Si cela ne rapporte plus de rendement de laisser son argent en Europe, les investisseurs vont diriger leurs liquidités vers d’autres zones géographiques. Et si l’argent s’en va, le cours de la monnaie va baisser.

Un euro - ou un yen - plus faible aura comme répercussion de favoriser les exportations d’une part et, d’autre part, de rendre les produits importés plus chers. Et donc de faire grimper l’inflation.

Si, à haute dose, l’inflation fait peur, ce que craignent surtout l’Europe et le Japon actuellement, c’est la déflation, qui empêche la reprise économique.

Voilà donc pourquoi la BCE et la BoJ (Banque centrale du Japon) ont recours à des taux de dépôt négatifs. Au final, il s’agit bien de relancer l’économie réelle, mais en jouant de mécanismes économiques relativement complexes.

 

Des effets pervers pour le consommateur ?

 

Il ne faut pas oublier que lorsque les banques placent leurs fonds à la Banque centrale, si les taux sont négatifs, la banque y est de sa poche.

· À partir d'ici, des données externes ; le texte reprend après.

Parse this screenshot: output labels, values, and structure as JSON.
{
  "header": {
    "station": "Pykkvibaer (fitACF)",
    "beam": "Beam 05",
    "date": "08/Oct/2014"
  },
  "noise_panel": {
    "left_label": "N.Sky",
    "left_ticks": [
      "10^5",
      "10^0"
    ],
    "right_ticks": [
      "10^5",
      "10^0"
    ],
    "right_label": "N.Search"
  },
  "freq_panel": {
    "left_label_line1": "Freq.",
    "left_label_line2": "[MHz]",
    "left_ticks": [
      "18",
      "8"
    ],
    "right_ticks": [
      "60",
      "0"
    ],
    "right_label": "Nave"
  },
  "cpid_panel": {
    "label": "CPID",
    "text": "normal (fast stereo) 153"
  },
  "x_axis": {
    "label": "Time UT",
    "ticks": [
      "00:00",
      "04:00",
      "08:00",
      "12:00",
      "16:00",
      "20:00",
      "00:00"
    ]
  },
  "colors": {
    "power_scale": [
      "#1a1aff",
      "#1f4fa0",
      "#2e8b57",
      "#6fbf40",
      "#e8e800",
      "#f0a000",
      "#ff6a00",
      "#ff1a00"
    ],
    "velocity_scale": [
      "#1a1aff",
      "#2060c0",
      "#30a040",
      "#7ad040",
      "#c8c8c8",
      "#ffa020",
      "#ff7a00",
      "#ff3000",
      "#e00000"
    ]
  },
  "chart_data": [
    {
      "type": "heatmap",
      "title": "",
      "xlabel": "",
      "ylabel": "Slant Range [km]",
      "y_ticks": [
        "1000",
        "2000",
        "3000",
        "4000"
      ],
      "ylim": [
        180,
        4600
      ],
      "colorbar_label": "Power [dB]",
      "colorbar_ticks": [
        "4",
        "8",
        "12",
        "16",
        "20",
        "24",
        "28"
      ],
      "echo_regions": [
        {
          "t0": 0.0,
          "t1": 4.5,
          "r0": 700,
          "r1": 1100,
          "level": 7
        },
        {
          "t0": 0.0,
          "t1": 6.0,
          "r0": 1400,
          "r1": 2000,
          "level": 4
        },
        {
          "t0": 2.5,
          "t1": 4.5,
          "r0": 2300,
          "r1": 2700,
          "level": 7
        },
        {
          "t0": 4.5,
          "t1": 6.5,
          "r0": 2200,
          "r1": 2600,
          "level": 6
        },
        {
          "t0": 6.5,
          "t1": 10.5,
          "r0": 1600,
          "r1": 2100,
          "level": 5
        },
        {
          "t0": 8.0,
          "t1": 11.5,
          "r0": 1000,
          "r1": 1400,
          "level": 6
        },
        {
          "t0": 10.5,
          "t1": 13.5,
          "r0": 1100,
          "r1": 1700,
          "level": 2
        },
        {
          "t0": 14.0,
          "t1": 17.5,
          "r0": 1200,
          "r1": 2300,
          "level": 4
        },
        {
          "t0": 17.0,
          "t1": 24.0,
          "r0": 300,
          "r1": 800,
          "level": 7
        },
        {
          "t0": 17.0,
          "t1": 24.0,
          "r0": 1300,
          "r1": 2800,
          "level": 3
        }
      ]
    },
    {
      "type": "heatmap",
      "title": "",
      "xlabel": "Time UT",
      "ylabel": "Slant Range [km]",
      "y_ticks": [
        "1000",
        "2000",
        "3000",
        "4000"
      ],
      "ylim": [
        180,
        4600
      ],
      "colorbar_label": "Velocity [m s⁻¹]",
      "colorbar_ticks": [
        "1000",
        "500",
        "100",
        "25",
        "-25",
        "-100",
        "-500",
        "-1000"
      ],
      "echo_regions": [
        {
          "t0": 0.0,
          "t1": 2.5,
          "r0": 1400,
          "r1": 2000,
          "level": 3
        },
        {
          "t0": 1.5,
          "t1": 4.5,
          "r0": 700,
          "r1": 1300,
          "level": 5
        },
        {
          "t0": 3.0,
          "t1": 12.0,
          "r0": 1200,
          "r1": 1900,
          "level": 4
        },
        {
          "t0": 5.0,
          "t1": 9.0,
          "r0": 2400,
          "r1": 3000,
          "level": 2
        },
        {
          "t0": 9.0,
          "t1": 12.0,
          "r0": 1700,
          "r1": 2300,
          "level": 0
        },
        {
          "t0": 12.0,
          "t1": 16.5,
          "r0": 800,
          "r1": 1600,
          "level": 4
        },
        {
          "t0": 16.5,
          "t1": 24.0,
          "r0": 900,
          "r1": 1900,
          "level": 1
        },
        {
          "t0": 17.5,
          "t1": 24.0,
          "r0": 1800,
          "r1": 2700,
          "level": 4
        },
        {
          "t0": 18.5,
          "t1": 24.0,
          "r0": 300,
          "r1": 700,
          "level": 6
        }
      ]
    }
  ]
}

De là à imaginer que les banques pourraient répercuter ces frais de dépôt sur leurs clients, il n’y a qu’un pas… Mais qui pour l’instant n’a pas été franchi ! En effet, cette crainte a été vive dès 2014 en Europe, mais semble-t-il, pour le moment du moins, dénuée de fondement.

Imaginez les répercussions possibles d’un tel acte : retraits massifs d’argent, fermeture des comptes. Les banques auraient beaucoup plus à y perdre.

En revanche, il est vrai que cette décision entraîne des coûts pour les banques, alors même que ses revenus sont attaqués sur plusieurs fronts : amendes records à régler pour certaines, réglementations en faveur de la limitation des frais…

Donc les établissements bancaires pourraient bel et bien chercher à réduire leurs coûts de fonctionnement, afin de demeurer compétitifs.